The Missio Dei then necessitates a conception of a trinitarian God with missionary intent, who engages us as participants in his mission for the salvation of the world. Implied is some balance between the spiritual and physical effects of salvation (Gospel) and the application that the purpose of the church is participation in the mission of God. It would not however be my intention here to produce a thorough definition of Missio Dei in replacement of the existing ones, but simply to point out the major headings in what I understand as central to those definitions and their connection to the missional conversation.

Lastly, I want to introduce an idea that touches on a significant point in history where resides the some of the ideas I’ve been mulling over for a while now. In this post today, we’re reaching back to the early 1950’s and finding that the fall of Christendom was already anticipated as missiologists surveyed the moral, philosophical, social, and political landscape. It was already realized that some change would be necessary for the church, and a re-affirmation of the church’s mission as bound up with God’s mission was considered as a counter-balance to an ecclesiocentric idea of the church’s purpose. What took place over the following two decades was indeed the erosion of Christendom and the rise of humanism. The church produced two responses — the Jesus People and the Church Growth Movement. One lacked structure and was given so some error here and there, but flowed into places like the Vineyard, neo-Pentecostal, Charismatic, and “Third-Wave” movements before eventually making peace with evangelicalism and mainline denominations. The Church Growth Movement carried on through the whole time, coming to a place significant influence through the 1980s. Many megachurches were born.

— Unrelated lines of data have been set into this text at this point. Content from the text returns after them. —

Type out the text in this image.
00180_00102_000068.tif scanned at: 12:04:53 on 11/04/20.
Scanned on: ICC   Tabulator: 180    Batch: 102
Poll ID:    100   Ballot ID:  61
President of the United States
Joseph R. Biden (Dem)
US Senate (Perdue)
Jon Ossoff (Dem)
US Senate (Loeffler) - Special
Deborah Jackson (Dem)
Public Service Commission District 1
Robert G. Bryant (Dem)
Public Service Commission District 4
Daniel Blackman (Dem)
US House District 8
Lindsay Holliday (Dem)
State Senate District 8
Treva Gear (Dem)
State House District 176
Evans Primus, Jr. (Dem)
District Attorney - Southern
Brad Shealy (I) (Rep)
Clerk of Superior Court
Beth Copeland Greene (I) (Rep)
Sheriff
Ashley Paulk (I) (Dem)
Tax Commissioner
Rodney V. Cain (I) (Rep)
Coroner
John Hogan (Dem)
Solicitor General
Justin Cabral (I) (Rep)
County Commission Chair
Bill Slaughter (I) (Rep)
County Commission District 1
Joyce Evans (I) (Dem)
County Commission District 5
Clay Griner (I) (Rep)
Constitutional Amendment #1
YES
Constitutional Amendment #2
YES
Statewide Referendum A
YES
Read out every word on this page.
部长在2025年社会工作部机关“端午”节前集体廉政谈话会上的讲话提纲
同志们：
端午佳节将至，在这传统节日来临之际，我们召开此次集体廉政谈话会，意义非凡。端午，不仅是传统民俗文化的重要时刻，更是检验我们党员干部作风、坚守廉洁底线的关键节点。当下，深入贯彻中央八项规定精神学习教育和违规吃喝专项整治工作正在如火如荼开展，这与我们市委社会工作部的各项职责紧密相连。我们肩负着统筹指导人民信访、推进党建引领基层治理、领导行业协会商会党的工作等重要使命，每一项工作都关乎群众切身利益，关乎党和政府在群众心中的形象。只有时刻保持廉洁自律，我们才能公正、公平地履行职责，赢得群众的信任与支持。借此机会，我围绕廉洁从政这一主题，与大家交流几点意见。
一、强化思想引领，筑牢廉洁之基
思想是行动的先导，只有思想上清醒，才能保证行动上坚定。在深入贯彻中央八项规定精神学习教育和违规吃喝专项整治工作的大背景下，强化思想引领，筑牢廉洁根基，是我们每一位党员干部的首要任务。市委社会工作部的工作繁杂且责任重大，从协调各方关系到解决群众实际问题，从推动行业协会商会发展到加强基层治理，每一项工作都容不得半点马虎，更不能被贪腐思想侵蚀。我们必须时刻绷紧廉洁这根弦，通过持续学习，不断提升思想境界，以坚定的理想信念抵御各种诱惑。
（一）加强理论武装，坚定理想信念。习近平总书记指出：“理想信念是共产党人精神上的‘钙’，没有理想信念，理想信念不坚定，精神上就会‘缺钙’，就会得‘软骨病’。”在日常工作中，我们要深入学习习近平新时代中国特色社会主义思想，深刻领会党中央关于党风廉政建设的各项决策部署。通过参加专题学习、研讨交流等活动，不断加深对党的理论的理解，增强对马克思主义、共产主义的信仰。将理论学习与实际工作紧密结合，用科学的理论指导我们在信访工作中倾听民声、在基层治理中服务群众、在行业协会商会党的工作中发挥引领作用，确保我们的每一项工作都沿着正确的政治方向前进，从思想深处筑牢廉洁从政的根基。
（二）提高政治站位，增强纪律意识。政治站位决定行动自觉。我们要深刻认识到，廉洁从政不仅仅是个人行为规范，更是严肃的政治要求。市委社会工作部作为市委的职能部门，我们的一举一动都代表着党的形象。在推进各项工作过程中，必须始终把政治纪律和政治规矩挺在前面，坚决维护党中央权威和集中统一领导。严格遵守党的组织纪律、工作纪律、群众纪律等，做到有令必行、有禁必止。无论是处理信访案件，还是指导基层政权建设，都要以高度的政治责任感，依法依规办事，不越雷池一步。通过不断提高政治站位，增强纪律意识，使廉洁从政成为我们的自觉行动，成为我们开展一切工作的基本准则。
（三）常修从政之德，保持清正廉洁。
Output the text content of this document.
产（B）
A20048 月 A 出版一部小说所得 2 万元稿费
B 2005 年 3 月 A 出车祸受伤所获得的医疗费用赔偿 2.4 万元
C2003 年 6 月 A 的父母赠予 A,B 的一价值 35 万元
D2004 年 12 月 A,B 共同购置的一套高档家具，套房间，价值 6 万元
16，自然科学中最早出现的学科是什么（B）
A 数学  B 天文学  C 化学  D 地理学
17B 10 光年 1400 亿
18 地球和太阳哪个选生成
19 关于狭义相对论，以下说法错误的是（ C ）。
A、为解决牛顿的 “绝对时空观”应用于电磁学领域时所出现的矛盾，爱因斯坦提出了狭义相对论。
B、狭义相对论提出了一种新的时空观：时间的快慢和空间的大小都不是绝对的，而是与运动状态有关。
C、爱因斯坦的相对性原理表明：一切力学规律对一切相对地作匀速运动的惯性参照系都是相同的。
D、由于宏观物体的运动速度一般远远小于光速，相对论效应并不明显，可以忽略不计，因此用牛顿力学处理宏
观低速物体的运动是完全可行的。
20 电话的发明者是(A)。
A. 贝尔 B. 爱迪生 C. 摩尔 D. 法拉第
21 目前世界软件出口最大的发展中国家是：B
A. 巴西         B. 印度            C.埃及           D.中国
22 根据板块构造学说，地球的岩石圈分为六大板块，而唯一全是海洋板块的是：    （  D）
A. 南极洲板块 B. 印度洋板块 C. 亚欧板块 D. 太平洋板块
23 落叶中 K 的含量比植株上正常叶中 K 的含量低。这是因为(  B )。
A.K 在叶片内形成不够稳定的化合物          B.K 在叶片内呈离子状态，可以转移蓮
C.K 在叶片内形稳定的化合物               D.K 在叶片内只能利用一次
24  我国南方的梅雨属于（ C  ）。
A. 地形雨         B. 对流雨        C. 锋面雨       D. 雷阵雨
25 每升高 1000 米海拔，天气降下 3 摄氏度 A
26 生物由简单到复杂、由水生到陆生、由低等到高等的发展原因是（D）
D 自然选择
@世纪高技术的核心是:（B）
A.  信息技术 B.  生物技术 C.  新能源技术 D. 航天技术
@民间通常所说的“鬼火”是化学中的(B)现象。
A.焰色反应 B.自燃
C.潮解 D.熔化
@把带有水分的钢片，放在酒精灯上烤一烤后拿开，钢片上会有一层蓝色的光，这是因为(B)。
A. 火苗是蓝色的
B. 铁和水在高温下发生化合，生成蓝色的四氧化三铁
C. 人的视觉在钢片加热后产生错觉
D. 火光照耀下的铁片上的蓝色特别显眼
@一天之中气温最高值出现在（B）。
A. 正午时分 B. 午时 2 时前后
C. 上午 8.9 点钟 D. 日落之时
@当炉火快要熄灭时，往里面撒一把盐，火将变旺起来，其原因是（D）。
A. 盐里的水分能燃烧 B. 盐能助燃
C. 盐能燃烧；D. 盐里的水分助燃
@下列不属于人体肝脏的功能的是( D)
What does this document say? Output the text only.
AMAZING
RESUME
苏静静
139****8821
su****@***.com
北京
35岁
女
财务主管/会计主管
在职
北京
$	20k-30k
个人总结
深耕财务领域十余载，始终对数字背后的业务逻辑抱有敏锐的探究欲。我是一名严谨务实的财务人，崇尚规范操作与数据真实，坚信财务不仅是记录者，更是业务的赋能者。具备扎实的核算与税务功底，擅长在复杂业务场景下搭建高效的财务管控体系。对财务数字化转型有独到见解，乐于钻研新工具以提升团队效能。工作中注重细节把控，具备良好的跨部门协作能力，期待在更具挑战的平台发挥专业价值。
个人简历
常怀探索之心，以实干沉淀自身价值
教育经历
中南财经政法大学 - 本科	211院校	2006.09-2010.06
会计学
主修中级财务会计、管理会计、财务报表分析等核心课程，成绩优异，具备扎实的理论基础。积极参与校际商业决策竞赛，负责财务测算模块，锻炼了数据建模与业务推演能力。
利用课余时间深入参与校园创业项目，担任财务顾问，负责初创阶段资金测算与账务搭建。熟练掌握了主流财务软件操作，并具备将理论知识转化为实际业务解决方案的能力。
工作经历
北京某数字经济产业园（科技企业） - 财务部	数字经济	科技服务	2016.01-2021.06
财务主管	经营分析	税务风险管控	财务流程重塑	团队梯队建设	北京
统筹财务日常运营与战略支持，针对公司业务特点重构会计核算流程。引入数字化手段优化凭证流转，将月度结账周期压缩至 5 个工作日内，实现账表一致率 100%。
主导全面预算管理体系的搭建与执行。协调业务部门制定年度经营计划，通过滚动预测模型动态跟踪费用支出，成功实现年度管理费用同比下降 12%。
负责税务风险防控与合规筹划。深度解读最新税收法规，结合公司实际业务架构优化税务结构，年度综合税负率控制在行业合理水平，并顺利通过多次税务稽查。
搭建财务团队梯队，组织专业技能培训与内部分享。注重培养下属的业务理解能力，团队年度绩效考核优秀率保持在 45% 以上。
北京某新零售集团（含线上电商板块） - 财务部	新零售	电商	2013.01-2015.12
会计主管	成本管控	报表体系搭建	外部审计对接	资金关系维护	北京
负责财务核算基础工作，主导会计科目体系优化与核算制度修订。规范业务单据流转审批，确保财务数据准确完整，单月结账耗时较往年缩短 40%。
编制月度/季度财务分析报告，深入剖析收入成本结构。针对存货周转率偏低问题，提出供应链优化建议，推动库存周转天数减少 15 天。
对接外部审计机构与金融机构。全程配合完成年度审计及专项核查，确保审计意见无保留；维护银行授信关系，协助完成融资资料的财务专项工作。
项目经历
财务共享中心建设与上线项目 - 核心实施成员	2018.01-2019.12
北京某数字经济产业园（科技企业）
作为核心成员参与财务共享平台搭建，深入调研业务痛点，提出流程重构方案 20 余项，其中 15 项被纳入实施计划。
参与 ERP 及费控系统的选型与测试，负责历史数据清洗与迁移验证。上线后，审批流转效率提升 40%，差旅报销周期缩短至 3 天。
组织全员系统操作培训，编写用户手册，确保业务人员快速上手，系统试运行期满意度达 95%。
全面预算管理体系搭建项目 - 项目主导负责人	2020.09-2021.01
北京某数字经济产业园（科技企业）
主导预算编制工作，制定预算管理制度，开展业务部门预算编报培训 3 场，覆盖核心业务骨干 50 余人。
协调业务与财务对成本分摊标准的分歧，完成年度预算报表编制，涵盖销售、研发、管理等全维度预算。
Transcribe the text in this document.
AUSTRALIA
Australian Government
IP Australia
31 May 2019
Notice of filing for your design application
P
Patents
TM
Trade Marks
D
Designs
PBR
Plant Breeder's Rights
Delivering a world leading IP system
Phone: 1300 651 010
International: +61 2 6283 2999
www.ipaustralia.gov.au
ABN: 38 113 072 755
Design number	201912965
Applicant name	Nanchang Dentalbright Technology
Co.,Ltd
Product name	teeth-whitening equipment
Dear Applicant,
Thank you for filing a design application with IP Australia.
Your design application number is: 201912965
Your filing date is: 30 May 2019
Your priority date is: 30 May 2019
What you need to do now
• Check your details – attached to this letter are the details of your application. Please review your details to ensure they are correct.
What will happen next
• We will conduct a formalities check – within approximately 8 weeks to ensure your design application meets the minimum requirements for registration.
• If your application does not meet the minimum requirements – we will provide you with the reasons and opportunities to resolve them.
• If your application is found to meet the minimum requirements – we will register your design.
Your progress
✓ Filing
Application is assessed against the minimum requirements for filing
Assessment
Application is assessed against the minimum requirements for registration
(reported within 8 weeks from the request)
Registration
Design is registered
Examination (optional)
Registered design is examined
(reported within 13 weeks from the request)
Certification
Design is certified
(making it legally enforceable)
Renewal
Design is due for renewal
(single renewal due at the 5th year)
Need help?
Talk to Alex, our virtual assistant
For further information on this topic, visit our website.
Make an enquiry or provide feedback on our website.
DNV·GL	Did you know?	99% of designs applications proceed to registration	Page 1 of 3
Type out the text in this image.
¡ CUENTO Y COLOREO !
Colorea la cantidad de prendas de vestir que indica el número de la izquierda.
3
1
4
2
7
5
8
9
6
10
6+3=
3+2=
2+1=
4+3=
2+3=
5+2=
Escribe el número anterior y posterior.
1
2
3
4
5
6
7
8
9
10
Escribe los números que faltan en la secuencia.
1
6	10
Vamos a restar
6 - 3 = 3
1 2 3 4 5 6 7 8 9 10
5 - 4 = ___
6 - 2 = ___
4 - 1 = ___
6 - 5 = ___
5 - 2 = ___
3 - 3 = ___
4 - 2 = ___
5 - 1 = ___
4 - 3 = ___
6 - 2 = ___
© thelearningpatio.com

Somewhere along the line was the quiet voice of the missiologists who sought to define the church in light of God’s mission… and to a large degree, this voice only found very few ears outside of the modern missionary movement and the various missionaries and mission boards who carried out a parachurch mission which they saw as largely the work of the church participating in the mission of God, or Missio Dei. Some denominations were aligned with missionary boards and endeavours, but they remained separate arms of the denomination.

So… we can launch into a discussion of what happened in the 50’s and 60’s as the church’s efforts to engage culture diverged into separate streams, but before we do, we should consider the Missio Dei as I’ve described it and as Ed has engaged it as well. Anything to add, restate, clarify, or re-frame?